Guillon L-M. (09.03.09), Chargé de mission environnement au Parc Naturel Régional d’Armorique Il me fait remarquer que le Parc a été créé en premier lieu dans le but de « promouvoir le développement économique » dans le centre Bretagne et que l’acquisition foncière n’est pas une réelle solution. L’économie de marché de ces milieux ruraux est avant tout agricole avant d’être touristique (proposition d’un développement d’agriculture environnementale ?). De nouvelles questions sont d’ailleurs soulevées concernant « l’économie de l’environnement et du paysage ». La gestion des landes peut se faire par le biais d’une valorisation agricole, (ex. mise en place d’un système d’estive sur 200ha de lande). Le balisage des sentiers de randonné est entretenu par le Parc, en revanche c’est la CCYE qui gère le débroussaillage. Une volonté de la part de la commune de Botmeur a été retenue par le Parc concernant la mise en valeur des tourbières (animations…)

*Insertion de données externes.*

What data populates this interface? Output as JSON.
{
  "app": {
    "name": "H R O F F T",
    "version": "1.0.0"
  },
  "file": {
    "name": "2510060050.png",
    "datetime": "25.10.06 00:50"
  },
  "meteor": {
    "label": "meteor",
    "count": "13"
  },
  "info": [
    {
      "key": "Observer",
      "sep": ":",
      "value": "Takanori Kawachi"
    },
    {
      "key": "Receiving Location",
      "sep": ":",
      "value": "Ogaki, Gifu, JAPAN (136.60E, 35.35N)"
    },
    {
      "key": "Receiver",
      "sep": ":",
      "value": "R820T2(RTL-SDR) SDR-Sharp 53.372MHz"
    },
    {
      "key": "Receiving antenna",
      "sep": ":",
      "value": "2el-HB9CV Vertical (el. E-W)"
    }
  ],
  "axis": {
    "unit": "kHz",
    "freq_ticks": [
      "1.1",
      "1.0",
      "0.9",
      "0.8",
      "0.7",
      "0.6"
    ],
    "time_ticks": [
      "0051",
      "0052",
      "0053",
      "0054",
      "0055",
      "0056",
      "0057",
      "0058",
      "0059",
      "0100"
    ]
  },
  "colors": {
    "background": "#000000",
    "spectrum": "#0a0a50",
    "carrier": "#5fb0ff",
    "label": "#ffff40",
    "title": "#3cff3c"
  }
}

Caudal P-Y. (24.04.09), Technicien-aménagiste à l’ONF Les essences arborées qui poussent spontanément autour du réservoir St Michel sont le bouleau, le saule. Le frêne et l’aulne sont deux autres essences qui peuvent pousser à l’état naturel dans ce type de milieu. Le bois léger que l’on en tire sert comme bois de chauffe. Dans cette zone les plantations de feuillus sont de qualité médiocre et les résineux de moyenne qualité.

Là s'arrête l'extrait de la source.